We decided, after this short night, to test the taxis authorized for the followers of the Games and we transformed them into “Collectivos”, where several journalists worked together.

We saw a coach driver miss a reverse gear in the middle of the night, hear a loud “Crack”, leave part of its rear bumper on a lamppost and spend a good two hours apologizing and explaining.

We wrote articles in buses, taxis or in the corner of a parking lot, in particular …

We tasted mochis with real fruit inside.

We took over a convention center converted into a weapons room, with real fencers inside.

We listened to Claude François, Joe Dassin, Desireless, not in nightclubs, but thanks to the eclecticism of the disc jockey animating the volleyball matches.

We came across a single indelicate driver who first offered us a Tokyo by night tour – refused -, before taking a detour via a fast lane and tripling the price of the classic fare.

We blessed the grocery stores open twenty-four hours a day by returning at no time, without having eaten all day, and consumed snacks of small fried anchovies, yuzu candy, red bean ice cream …

We ended up hating food in 24-hour grocery stores.

We also thought about Japanese labor law, about the said grocery stores.

We became the most loyal customer – always for take out – of the excellent sushi restaurant located five meters from our hotel, to the point that the waitresses slipped us a word of French.

We spoke with many Japanese when we were not allowed to go near them, and we found that rather than hating the Games, as the polls claimed, they especially regretted not having access to them. .

It was found absurd that the Japanese public could not attend the various events, seeing the way in which certain stadiums were filled by delegations from all over the world.

We were told two hundred and twenty-seven times by athletes about the living conditions in the Olympic Village.

English has been read and heard much more than French, despite their common status as the official languages ​​of the Olympics.

We discovered nicknames – dedication to “Pano”, the first French champion of the summer.

We discovered the most smiling soldiers in the world, at each passage of the checkpoint to enter the sites of the tests.

Did we set up a “morning routine” with them? “Do you have a drink?
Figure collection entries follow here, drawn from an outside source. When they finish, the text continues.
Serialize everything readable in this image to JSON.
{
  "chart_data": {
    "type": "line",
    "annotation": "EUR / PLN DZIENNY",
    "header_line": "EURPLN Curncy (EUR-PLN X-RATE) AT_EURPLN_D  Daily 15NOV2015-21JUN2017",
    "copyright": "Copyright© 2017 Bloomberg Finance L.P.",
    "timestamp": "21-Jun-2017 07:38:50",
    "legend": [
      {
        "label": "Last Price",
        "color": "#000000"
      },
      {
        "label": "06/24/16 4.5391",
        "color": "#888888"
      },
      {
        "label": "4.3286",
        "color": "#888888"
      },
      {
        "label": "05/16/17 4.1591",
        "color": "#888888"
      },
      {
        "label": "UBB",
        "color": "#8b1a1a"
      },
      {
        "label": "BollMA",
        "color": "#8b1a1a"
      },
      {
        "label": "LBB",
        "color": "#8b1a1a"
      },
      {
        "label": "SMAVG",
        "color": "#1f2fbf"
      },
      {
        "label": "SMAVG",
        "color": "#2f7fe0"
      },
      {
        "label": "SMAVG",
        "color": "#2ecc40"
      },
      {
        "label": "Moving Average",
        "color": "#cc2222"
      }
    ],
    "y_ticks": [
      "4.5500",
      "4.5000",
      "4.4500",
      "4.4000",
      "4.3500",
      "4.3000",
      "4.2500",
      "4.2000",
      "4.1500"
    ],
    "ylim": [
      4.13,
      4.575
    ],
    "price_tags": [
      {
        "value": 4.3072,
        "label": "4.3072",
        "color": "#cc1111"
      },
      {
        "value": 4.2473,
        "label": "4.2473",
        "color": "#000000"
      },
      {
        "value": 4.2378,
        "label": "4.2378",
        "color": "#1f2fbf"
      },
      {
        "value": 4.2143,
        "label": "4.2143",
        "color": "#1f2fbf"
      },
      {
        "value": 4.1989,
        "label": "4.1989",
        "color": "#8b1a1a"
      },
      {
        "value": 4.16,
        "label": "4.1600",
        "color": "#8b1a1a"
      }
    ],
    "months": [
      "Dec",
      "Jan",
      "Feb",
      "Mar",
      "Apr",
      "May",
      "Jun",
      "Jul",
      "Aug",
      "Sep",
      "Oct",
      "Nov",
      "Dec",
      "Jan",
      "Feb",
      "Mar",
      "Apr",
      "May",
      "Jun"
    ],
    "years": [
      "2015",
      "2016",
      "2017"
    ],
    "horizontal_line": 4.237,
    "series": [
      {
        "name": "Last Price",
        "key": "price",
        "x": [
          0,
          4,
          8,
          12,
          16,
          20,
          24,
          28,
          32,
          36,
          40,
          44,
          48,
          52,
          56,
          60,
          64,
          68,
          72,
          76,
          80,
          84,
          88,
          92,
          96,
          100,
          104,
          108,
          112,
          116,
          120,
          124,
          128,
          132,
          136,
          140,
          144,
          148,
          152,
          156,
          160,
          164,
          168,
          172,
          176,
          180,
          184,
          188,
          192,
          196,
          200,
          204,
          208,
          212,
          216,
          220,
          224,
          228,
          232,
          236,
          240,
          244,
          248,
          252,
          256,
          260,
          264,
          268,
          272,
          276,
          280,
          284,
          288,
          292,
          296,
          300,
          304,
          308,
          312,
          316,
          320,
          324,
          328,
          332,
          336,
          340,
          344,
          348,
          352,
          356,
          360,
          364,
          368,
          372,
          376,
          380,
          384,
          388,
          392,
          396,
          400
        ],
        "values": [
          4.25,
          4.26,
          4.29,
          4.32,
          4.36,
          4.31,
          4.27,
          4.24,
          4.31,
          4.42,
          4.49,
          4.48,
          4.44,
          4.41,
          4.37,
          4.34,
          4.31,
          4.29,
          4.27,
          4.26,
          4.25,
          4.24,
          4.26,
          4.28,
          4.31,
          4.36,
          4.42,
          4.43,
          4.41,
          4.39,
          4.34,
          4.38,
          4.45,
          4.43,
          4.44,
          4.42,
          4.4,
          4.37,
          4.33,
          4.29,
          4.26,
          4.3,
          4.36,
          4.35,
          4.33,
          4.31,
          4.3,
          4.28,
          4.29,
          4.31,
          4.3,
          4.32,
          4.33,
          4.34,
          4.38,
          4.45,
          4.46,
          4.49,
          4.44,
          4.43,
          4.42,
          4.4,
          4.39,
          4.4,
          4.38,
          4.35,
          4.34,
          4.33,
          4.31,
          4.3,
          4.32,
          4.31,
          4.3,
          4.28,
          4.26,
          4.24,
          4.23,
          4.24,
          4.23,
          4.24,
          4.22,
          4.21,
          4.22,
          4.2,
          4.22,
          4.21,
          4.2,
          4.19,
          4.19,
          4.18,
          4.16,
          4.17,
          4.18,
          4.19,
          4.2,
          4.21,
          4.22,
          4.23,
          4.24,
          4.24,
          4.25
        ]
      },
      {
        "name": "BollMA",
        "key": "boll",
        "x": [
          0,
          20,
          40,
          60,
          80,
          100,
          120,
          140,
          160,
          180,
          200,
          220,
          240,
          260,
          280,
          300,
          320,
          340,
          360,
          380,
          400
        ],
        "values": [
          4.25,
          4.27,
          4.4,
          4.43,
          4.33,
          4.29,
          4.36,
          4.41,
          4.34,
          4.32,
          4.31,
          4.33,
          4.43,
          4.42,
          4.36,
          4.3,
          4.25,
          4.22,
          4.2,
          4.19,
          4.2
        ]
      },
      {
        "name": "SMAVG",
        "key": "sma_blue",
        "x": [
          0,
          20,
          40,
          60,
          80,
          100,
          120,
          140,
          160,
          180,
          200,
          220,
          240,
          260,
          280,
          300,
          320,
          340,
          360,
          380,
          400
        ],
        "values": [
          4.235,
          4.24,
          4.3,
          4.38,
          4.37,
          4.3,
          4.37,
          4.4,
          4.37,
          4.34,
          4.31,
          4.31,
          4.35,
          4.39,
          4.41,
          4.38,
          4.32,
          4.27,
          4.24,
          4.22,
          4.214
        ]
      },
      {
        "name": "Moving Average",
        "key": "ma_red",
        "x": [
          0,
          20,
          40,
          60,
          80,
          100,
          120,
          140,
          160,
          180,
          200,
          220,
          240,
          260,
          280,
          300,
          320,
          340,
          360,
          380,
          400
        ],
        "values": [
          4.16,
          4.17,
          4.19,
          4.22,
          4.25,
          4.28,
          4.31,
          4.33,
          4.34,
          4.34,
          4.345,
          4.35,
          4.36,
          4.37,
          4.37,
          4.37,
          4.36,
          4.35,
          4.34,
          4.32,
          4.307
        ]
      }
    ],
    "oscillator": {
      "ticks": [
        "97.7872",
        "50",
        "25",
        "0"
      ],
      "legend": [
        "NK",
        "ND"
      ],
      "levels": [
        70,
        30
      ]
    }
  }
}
Please drink “ at each checkpoint passage, so that they can check that our water bottles only contain unmanageable elements

We got lost – in the table tennis hall instead of the Olympic stadium – and finally found ourselves in the middle of mirrored cabinets: the Spanish water polo team.

We learned to use the expression “Femé boutik”.

The volunteers were blessed for their kindness, their availability, their propensity to hold a set full of telephones recording interviews for long minutes, and their origami skills.

We said to ourselves that without the pandemic these Games would have been immeasurable.

We have never seen Mount Fuji, despite several days spent around it.

We found that even in 2021, Tokyo 2020 was good.

We found that even in 2021, Tokyo 2020 was good.